Image 1: 'Marion,' The Hidden City. The Hidden City is located along Via Margutta in Rome. Formerly the site of an ancient sewer line, it is a surprisingly quiet residential street just off of the bustling Piazza del Popolo. The colorful facades hold a rich history of famous inhabitants ranging from Fortuny to Wagner to Cy Twombly to Federico Fellini. Thousands of people have touched this place either consciously or subconsciously through the art, music, literature, and films developed here - though most probably do not have any idea where or if it exists at all. The street seems to transcend geographical location, connecting an international audience inside of the cultural imaginary, both an individual and communal experience. The allegorical aim of this city (the first of my eleven stories) is to explore the architecture of those who are hiding or wish to disappear, perhaps even in plain sight. Named after Marion Mahoney-Griffin, an American architect who lived in the shadow of Frank Lloyd Wright, the architectural designs are based on her work in order to give presence to her ghost.

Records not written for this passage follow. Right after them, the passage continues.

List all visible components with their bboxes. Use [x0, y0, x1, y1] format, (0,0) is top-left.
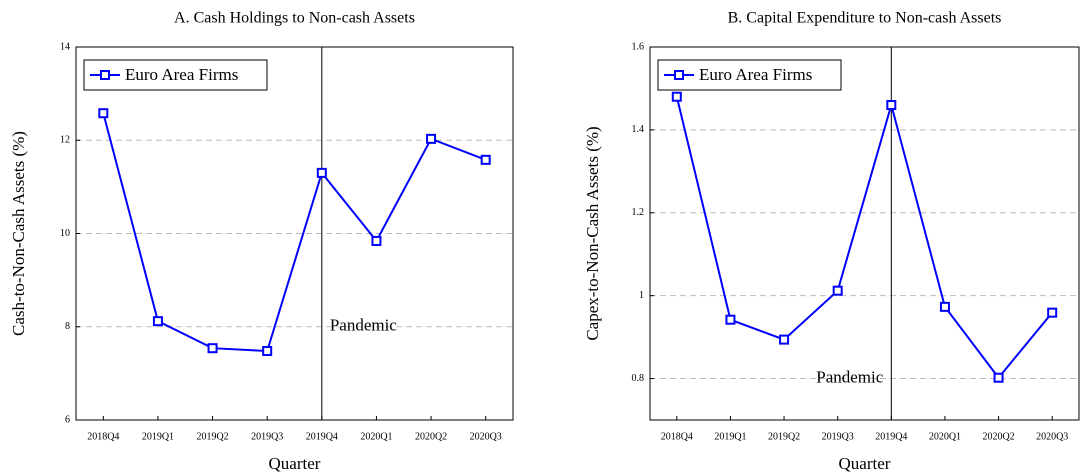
- point-marker: [779, 334, 790, 345]
- x-tick-label: 2019Q3: [822, 431, 854, 442]
- x-axis-title: Quarter: [269, 454, 321, 473]
- point-marker: [939, 301, 950, 312]
- x-tick-label: 2018Q4: [87, 431, 119, 442]
- point-marker: [426, 133, 437, 144]
- plot-frame: [649, 46, 1080, 421]
- annotation: Pandemic: [816, 367, 883, 386]
- y-tick-label: 1.4: [632, 124, 645, 135]
- point-marker: [207, 343, 218, 354]
- y-tick-label: 0.8: [632, 373, 645, 384]
- legend-marker: [674, 70, 684, 80]
- point-marker: [480, 154, 491, 165]
- x-tick-label: 2019Q4: [306, 431, 338, 442]
- x-tick-label: 2019Q1: [714, 431, 746, 442]
- x-axis-title: Quarter: [839, 454, 891, 473]
- point-marker: [671, 91, 682, 102]
- plot-frame: [75, 46, 514, 421]
- y-tick-label: 14: [60, 41, 70, 52]
- legend-label: Euro Area Firms: [699, 65, 812, 84]
- point-marker: [152, 316, 163, 327]
- point-marker: [262, 345, 273, 356]
- x-tick-label: 2019Q3: [251, 431, 283, 442]
- series-line: [102, 112, 487, 353]
- x-tick-label: 2020Q1: [360, 431, 392, 442]
- chart-title: A. Cash Holdings to Non-cash Assets: [174, 10, 415, 27]
- x-tick-label: 2019Q2: [196, 431, 228, 442]
- point-marker: [993, 372, 1004, 383]
- y-tick-label: 6: [65, 414, 70, 425]
- point-marker: [98, 108, 109, 119]
- chart-title: B. Capital Expenditure to Non-cash Asset…: [728, 10, 1002, 27]
- y-axis-title: Capex-to-Non-Cash Assets (%): [583, 126, 602, 340]
- x-tick-label: 2018Q4: [661, 431, 693, 442]
- legend-box: [83, 59, 268, 91]
- x-tick-label: 2020Q1: [929, 431, 961, 442]
- y-tick-label: 1.6: [632, 41, 645, 52]
- x-tick-label: 2019Q4: [875, 431, 907, 442]
- x-tick-label: 2020Q2: [415, 431, 447, 442]
- y-tick-label: 1: [639, 290, 644, 301]
- legend-marker: [100, 70, 110, 80]
- point-marker: [1047, 307, 1058, 318]
- annotation: Pandemic: [330, 316, 397, 335]
- x-tick-label: 2019Q1: [142, 431, 174, 442]
- x-tick-label: 2019Q2: [768, 431, 800, 442]
- y-tick-label: 1.2: [632, 207, 645, 218]
- x-tick-label: 2020Q3: [470, 431, 502, 442]
- y-axis-title: Cash-to-Non-Cash Assets (%): [9, 131, 28, 336]
- point-marker: [371, 235, 382, 246]
- series-line: [675, 96, 1053, 380]
- point-marker: [725, 314, 736, 325]
- x-tick-label: 2020Q3: [1036, 431, 1068, 442]
- point-marker: [316, 167, 327, 178]
- point-marker: [886, 100, 897, 111]
- legend-label: Euro Area Firms: [125, 65, 238, 84]
- point-marker: [832, 285, 843, 296]
- x-tick-label: 2020Q2: [982, 431, 1014, 442]
- y-tick-label: 10: [60, 228, 70, 239]
- y-tick-label: 12: [60, 135, 70, 146]
- y-tick-label: 8: [65, 321, 70, 332]
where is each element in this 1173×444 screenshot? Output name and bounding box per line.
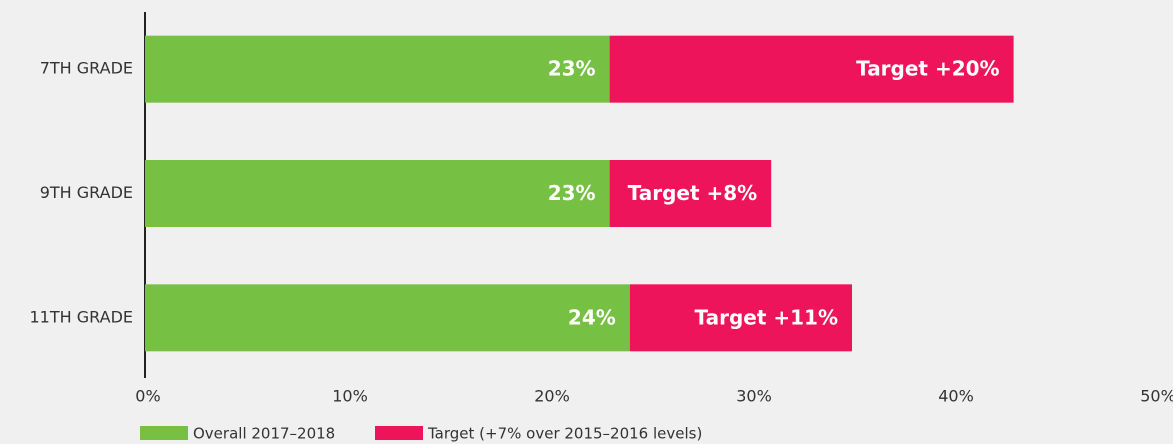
category-label: 11TH GRADE bbox=[30, 307, 134, 326]
x-tick-label: 50% bbox=[1140, 387, 1173, 406]
x-tick-label: 20% bbox=[534, 387, 570, 406]
legend-label: Target (+7% over 2015–2016 levels) bbox=[427, 425, 702, 443]
bar-segment bbox=[145, 160, 610, 227]
legend-swatch bbox=[375, 426, 423, 440]
bar-segment bbox=[609, 160, 772, 227]
value-label: Target +20% bbox=[856, 57, 999, 81]
legend-label: Overall 2017–2018 bbox=[193, 425, 335, 443]
bar-segment bbox=[145, 35, 610, 103]
bar-segment bbox=[609, 35, 1014, 103]
category-label: 7TH GRADE bbox=[40, 59, 133, 78]
value-label: 24% bbox=[568, 305, 616, 329]
x-tick-label: 40% bbox=[938, 387, 974, 406]
value-label: Target +11% bbox=[695, 305, 838, 329]
bar-segment bbox=[145, 284, 630, 352]
value-label: Target +8% bbox=[628, 181, 758, 205]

The following is an excerpt from the story: "Each resident has their own, unique threshold into the skin of the city wall, and to access this portal each must perform a precise sequence of operations with the passageway, activating it through touches, phrases whispered into disguised receptors and glances into hidden cameras. This is the only key; efficient and secure in its ephemerality."
Image 2: 'Simone,' The City of the Sky. The City of the Sky is situated in Parco Gianicolo on the Janiculum Hill in Rome, Italy. The botanical research gardens of the University of Sapienza that are found inside the park date back to the reign of Nero (37 CE - 68 CE). The strange topography of the park, the intense privacy of the homes and gardens, and the physical elevation above the rest of the city that affords sweeping panoramic views out over Rome all support Calvino's original description of the ephemeral qualities associated with notions of sky. Named after Simone de Beauvoir, a French philosopher, the architecture of the city is tied closely to her theories of gender, transcendence, and essence. The allegorical aim of the city is that of physical and environmental health. The city rises each day from its nest in the park to the "space between the dense tree canopies and clouds" where it both purifies the air and the bodies of the sick before returning to the ground each evening. Short excerpt: "Each evening at twilight, the City of the Sky returns to the Gianicolo to nest. The ground swells and heaves in tectonic strain as it adjusts to accommodate hundreds of modular bodies as they land. The spherical craters formed by the heavy bodies in the park will ossify into ridges and valleys by morning. When the city departs, these silent witness will remain; the topography of absence."